Stock (Œuvres complètes, volume 8p. 98-105).


VIII

Le lendemain de l’entrevue de Boris avec Rostov. avait lieu la revue des troupes autrichiennes et des troupes russes, les unes, fraîches arrivées de Russie, et les autres de retour de campagne avec Koutouzov. Les deux empereurs : celui de Russie avec le grand-duc héritier, et l’empereur d’Autriche avec l’archiduc, passaient la revue de l’armée alliée, forte de quatre-vingt mille hommes.
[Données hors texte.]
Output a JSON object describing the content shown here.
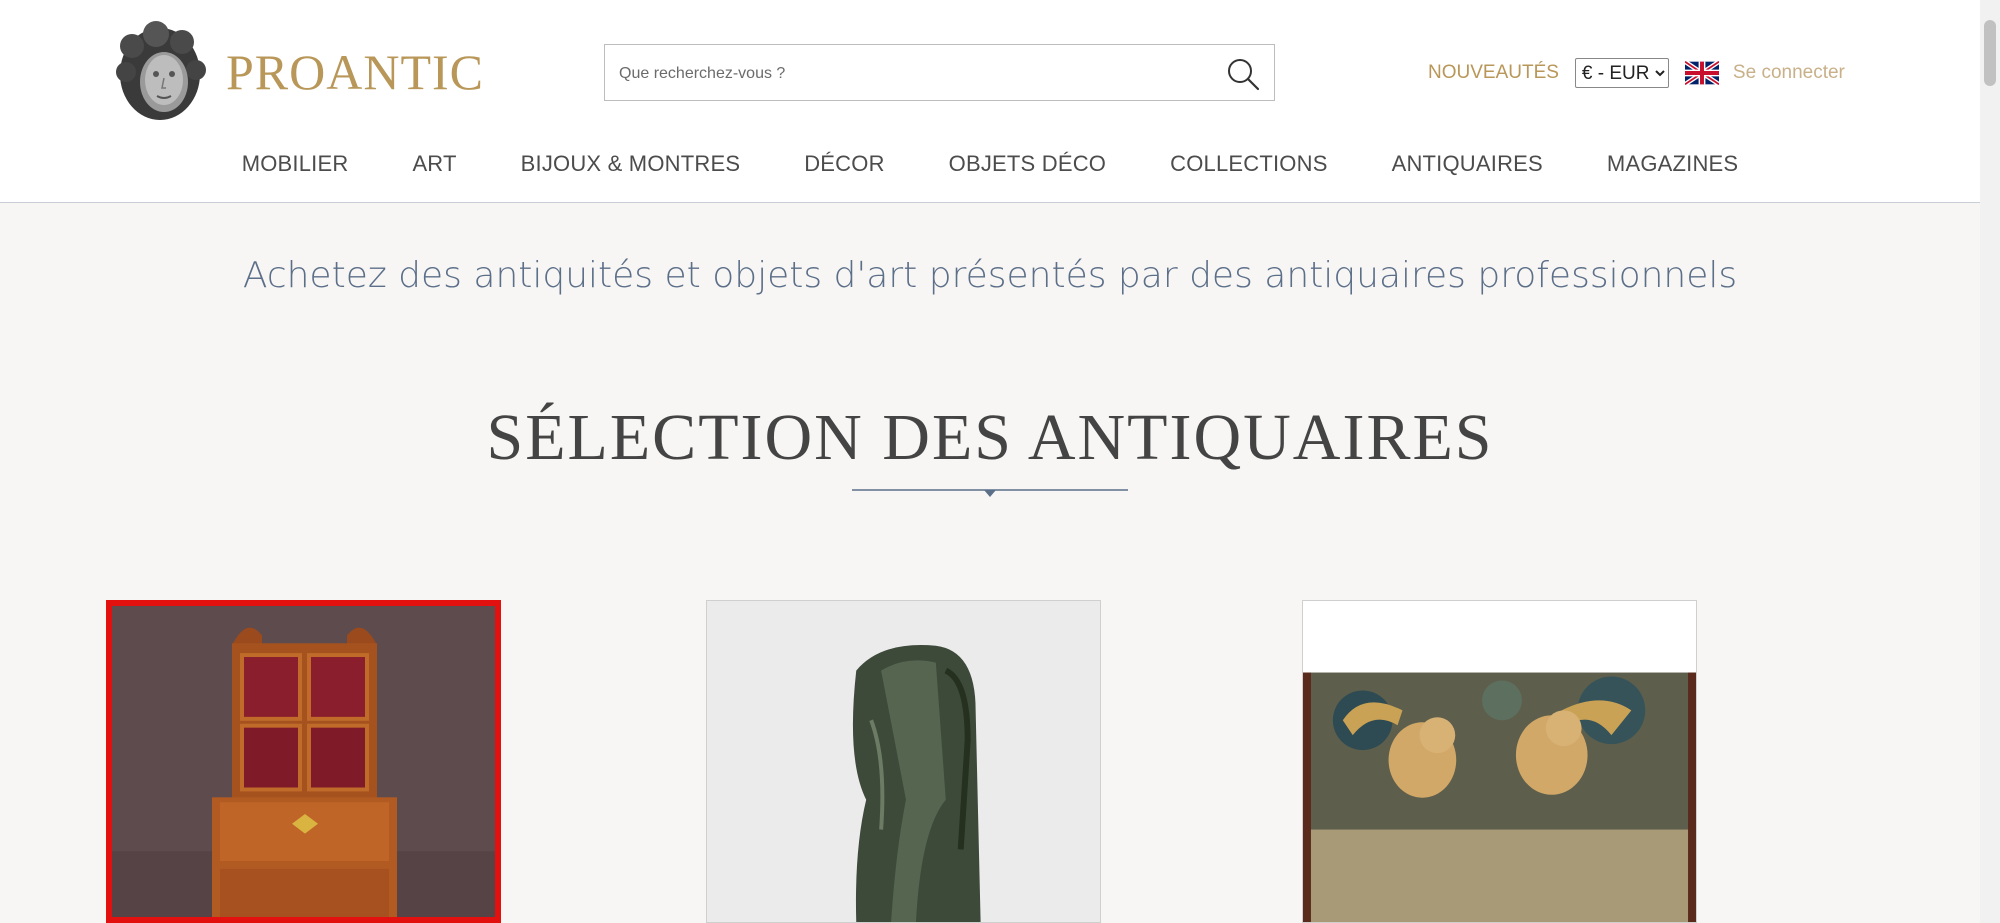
{
  "header": {
    "logo_text": "PROANTIC",
    "search": {
      "placeholder": "Que recherchez-vous ?",
      "value": ""
    },
    "nouveautes": "NOUVEAUTÉS",
    "currency": {
      "selected": "€ - EUR",
      "options": [
        "€ - EUR"
      ]
    },
    "language_flag": "uk-flag-icon",
    "login": "Se connecter"
  },
  "nav": {
    "items": [
      {
        "label": "MOBILIER"
      },
      {
        "label": "ART"
      },
      {
        "label": "BIJOUX & MONTRES"
      },
      {
        "label": "DÉCOR"
      },
      {
        "label": "OBJETS DÉCO"
      },
      {
        "label": "COLLECTIONS"
      },
      {
        "label": "ANTIQUAIRES"
      },
      {
        "label": "MAGAZINES"
      }
    ]
  },
  "main": {
    "tagline": "Achetez des antiquités et objets d'art présentés par des antiquaires professionnels",
    "section_title": "SÉLECTION DES ANTIQUAIRES",
    "cards": [
      {
        "image": "secretary-bookcase-image",
        "selected": true
      },
      {
        "image": "draped-bronze-sculpture-image",
        "selected": false
      },
      {
        "image": "tapestry-putti-image",
        "selected": false
      }
    ]
  },
  "colors": {
    "brand_gold": "#b89758",
    "tagline_blue": "#5c6f89",
    "selection_red": "#e31010",
    "background": "#f7f6f4"
  }
}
Dès l’aube, les troupes commencèrent à se mouvoir dans leur tenue de parade et s’alignèrent dans les champs devant la forteresse. Tantôt, des milliers de pieds, de baïonnettes et de drapeaux flottants s’agitaient sur l’ordre des officiers, s’arrêtaient, se tournaient, se mettaient dans les intervalles, se laissant dépasser par d’autres masses d’infanterie avec d’autres uniformes ; tantôt, l’élégante cavalerie en uniformes bleus, rouges, verts, brodés, précédée des musiciens bigarrés sur des chevaux noirs, bais, gris, avec un cliquetis, galopait à pas cadencés ; tantôt en s’alignant avec un bruit d’airain, les canons tremblaient sur leurs affûts polis, brillants, l’artillerie s’avançait entre l’infanterie et la cavalerie et s’installait sur les places qui lui étaient réservées. Non seulement les généraux en tenue de parade, les bustes minces et gros, tendus jusqu’à l’excès, les cous rouges serrés dans les collets, les écharpes et toutes les décorations, non seulement les officiers pommadés, élégants, mais chaque soldat, le visage lavé, frais, rasé, son uniforme brossé jusqu’au luisant, chaque cheval étrillé, le poil brillant comme de la soie, la crinière lissée poil à poil, tous sentaient qu’il se passait quelque chose de très important et de très solennel. Chaque général et chaque soldat sentait son propre néant, se reconnaissait un grain de poussière dans cette mer humaine, et, en même temps, avait conscience de sa puissance comme partie de cet énorme tout.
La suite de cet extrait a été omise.